The interview also gets into what it genuinely takes to start a skilled nursing organization from scratch — something McGuinness describes as both overwhelming and deeply personal.

“I think you have to have a passion for it. This is all I’ve done since I was 19. This is my life,” he said.

On the operations side, McGuinness points to meaningful early wins — most notably Journey’s push to eliminate agency labor entirely. At the time of acquisition, 20 of Journey’s 22 buildings were running at least 30% agency staffing. By the end of Q1 2025, the goal was to be fully agency-free — a direct reflection of Journey’s culture and the Care Team members who make it possible.

Looking ahead, the focus for 2025 is deliberate and grounded: stabilize existing locations, complete remodeling and capital improvement projects already underway, and continue investing in staffing and workforce development before pursuing the next wave of acquisitions.
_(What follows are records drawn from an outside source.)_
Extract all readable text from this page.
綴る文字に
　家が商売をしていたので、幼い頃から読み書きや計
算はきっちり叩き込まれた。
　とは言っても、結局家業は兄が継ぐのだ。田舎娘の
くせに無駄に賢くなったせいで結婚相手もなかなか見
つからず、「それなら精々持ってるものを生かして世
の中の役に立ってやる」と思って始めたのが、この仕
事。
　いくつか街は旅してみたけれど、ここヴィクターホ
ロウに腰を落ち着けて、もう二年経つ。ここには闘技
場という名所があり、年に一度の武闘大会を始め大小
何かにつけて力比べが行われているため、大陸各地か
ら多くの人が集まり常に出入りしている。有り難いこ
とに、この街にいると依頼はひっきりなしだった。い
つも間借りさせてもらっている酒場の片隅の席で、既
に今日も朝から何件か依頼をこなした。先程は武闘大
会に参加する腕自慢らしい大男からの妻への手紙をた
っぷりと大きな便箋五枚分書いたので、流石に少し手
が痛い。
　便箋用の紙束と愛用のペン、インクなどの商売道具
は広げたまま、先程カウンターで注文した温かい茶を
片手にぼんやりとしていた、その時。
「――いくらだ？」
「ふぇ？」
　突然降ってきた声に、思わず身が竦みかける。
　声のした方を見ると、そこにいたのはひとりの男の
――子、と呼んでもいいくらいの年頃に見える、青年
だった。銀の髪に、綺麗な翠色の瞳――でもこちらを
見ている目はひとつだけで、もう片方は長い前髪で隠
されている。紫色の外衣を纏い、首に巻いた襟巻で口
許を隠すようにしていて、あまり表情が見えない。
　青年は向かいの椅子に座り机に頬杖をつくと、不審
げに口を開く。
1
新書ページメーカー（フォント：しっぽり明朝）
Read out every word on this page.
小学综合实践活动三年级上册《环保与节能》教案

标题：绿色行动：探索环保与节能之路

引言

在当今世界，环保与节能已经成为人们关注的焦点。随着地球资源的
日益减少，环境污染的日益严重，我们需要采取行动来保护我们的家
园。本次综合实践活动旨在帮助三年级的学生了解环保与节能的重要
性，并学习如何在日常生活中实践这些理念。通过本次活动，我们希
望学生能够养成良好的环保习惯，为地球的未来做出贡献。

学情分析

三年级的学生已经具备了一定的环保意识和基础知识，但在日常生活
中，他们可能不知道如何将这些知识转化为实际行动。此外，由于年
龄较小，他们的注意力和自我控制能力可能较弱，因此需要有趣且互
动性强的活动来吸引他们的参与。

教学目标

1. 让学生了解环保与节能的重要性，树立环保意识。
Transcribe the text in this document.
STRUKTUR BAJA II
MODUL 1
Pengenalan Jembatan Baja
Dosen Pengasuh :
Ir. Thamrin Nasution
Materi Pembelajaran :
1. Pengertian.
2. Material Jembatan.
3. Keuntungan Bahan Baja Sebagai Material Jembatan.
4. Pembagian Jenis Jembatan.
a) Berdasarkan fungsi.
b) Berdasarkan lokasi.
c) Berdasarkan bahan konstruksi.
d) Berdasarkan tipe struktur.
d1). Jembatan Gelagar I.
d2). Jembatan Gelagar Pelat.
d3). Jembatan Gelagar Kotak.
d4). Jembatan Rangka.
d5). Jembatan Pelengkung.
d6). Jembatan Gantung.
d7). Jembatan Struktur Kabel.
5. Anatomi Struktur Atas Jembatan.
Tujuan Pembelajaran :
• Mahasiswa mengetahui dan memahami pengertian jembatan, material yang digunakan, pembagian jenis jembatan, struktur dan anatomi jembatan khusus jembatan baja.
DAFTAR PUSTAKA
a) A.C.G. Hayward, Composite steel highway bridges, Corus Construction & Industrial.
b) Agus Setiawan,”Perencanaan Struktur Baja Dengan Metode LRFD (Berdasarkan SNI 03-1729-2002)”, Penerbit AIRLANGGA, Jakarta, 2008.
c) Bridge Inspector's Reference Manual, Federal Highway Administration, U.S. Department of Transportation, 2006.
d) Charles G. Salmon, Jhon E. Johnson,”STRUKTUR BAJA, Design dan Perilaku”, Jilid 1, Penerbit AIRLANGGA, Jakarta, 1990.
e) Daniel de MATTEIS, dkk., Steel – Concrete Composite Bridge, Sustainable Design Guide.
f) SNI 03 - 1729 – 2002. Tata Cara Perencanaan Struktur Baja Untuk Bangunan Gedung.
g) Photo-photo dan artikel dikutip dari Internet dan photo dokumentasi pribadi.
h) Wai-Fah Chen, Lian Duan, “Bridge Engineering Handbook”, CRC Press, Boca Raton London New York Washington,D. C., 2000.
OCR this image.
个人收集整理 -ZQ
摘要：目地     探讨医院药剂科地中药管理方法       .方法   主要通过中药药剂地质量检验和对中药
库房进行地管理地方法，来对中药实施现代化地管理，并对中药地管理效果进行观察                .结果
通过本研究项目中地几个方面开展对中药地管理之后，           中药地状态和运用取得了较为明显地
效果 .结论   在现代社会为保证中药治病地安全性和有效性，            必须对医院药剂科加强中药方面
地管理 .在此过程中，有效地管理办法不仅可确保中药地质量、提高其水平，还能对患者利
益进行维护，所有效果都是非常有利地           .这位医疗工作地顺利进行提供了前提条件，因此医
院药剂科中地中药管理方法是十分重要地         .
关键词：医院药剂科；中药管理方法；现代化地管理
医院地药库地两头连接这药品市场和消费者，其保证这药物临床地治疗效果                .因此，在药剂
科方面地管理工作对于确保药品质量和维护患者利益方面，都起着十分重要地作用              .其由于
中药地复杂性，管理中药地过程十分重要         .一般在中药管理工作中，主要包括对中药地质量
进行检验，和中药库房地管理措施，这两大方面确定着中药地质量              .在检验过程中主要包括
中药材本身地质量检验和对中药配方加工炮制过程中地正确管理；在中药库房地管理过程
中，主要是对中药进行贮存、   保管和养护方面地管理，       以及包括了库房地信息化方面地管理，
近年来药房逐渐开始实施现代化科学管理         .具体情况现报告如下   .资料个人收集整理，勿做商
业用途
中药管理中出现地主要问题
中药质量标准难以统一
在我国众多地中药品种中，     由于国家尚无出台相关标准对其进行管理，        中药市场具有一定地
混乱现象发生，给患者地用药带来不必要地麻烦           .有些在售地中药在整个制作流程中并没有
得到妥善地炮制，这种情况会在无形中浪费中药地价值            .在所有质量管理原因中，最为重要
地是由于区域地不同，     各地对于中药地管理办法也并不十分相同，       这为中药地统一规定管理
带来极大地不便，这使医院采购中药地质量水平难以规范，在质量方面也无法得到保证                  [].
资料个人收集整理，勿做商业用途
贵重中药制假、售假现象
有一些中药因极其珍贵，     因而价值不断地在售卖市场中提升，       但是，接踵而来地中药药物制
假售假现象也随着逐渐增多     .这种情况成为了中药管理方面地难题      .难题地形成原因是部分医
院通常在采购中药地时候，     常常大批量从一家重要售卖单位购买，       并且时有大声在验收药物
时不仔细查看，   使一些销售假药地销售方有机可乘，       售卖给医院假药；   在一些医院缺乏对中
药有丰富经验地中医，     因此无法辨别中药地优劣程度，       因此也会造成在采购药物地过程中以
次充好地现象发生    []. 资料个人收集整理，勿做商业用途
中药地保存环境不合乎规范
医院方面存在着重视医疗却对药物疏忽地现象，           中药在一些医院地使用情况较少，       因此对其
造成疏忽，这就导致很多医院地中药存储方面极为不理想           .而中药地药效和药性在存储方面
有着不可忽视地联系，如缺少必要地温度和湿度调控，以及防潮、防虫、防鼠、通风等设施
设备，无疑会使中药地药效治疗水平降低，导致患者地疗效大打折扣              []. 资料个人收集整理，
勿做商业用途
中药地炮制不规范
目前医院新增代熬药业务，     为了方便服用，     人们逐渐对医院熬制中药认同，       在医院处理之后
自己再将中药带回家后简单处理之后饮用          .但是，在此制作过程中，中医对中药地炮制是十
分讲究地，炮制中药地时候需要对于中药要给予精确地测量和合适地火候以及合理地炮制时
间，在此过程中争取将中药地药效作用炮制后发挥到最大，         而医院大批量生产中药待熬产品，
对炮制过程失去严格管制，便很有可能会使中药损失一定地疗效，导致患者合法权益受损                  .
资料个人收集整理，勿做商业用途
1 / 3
“We’re going to focus on the basics right now: staffing, workforce development, quality. You’re going to see a lot of stabilization and delivering of the promises we made to the local communities, to the care team members, to the building leadership that has joined Journey over the last year,” McGuinness said.

It’s an honest, clear-eyed look at what Journey Skilled Nursing’s expansion in 2025 is really built on — and what makes it sustainable for the long run.